In a small classroom in St Marks School in Harsh Vihar, a social initiative conference is conducted. This school is near Delhi-Uttar Pradesh border, between the Mandoli Central Jail and Saboli gaddha. Delhi auto rickshaws cannot enter Harsh Vihar, only UP ones can. Around 40 people (mostly from age grup 15 to 30), gather in the classroom to discuss a new campaign called ‘School of Life’.

The populace consists of professors, students, abuse survivors and young people from slum clusters nearby.

“We are here to learn about life and how to cope up with abuse. There is nothing academic in this course,” says Krishna Menon, associate professor, department of political science at Lady Shri Ram College for Women.

‘School of Life’ had started with another name, ‘Women and Law’, in Miranda House in 2013., where the same people came to study gender violence. The concept is trying to bridge the gap between formal academic institutions and communities living in highly congested and underserved settlements in Delhi.

There is a specific module designed for the course which is spread over eight days. An adequately sized mobile tent has been designed to represent learning space. “Children will be sharing their experience of violence and will learn from mentors coming from specialised domains and “they will also mentor us sometimes,” says Bijaylaxmi Nanda, brainchild of this initiative.

The module claims to be based on a collaborative two-way learning. “We (urban women) also face abuse at home and otherwise, but the way we see it and the way they do is different. We have seen that their coping mechanism is stronger, we can learn a lot from them,” she adds. Nanda specialises in Political Theory and Gender studies.

The campaign tent plans to resettle itself every few months. The Harsh Vihar area is not particularly downtrodden but backward so to say, people who live here are not close to what most English speaking, school-going Delhiites will relate to. And, ‘School of life’ aims to unite the two class of people through a short ‘crash course’ on gender. Some of these children are lucky as they are still continuing with their regular school and have taken this as an add-on course. But most of them realise the significance of taking such a course, as they are intertwined in its cause and its effect.

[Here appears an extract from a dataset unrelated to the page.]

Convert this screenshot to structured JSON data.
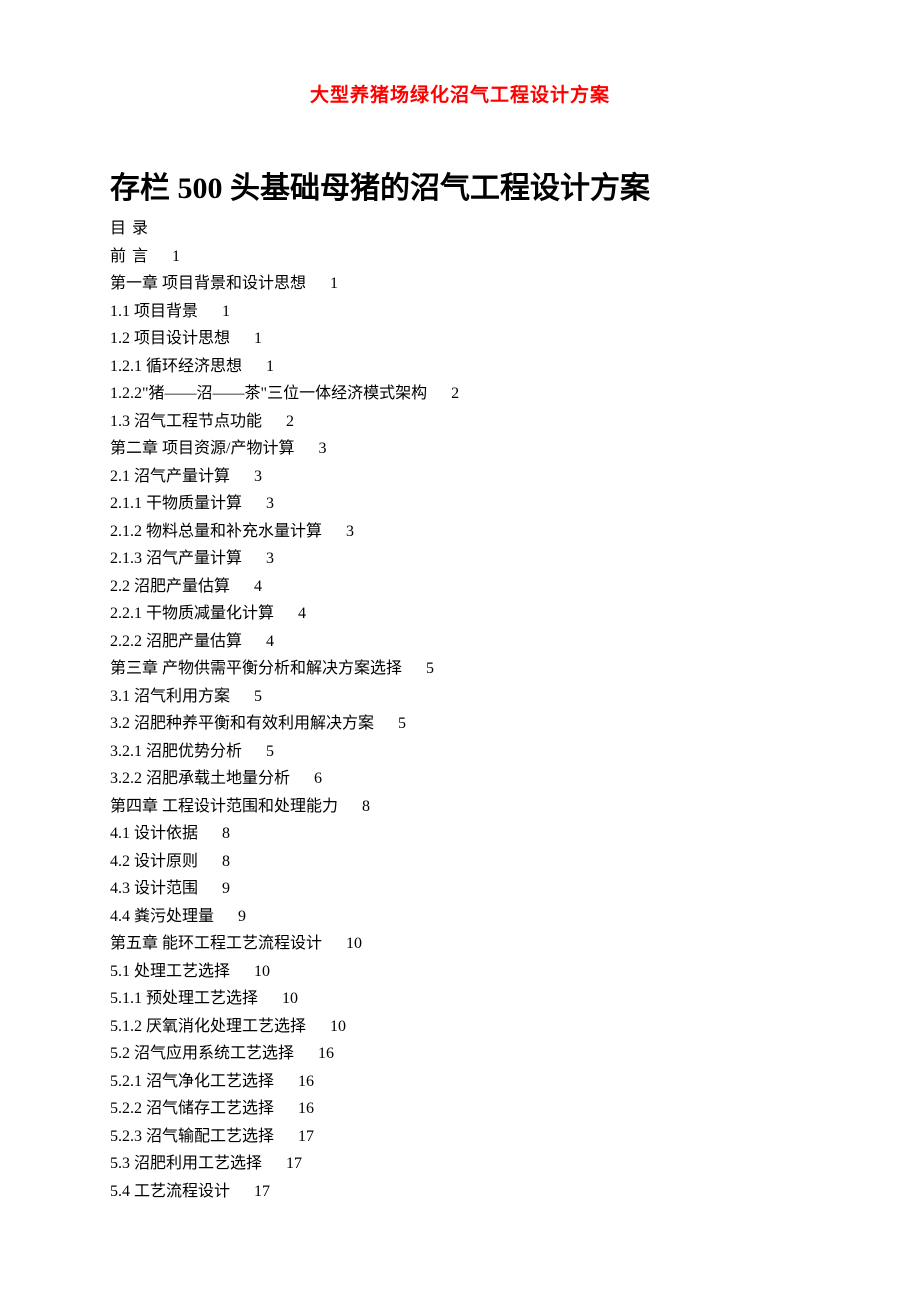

Pooja Kharvar emphasises on the fear she felt when she saw her friend getting beaten by her father, when he came to know that she wants to attend this course. “My friend could not come today even when she wanted to, her father started beating her when he came to know it is because of this course,” says 15-year-old Kharvar.

She says that she hasn’t seen domestic violence in her own house, but in her close relatives’ homes frequently.

“I can't do anything about this alone, I have to gather more people when I see an act violence,” she says.

Sonu, another participants,  says that people  from the community would often come to his home to inform him about this course ongoing at Miranda House. “I think this course is important because before this I didn’t know what is gender violence. If my father would beat my mother, I did not know it is abuse. Even if I am coming here now, I don’t think I can still do anything about abuse in my house,” he says.

But the 16-year-old wants to know everything about gender inequality. He comes from Saboli gaddha, which is literally a large pit where people live. Whenever it rains the place gets half submerged in water. Sonu says that he always wanted to do something about it. This initiative may help him to voice his opinion against other odds too.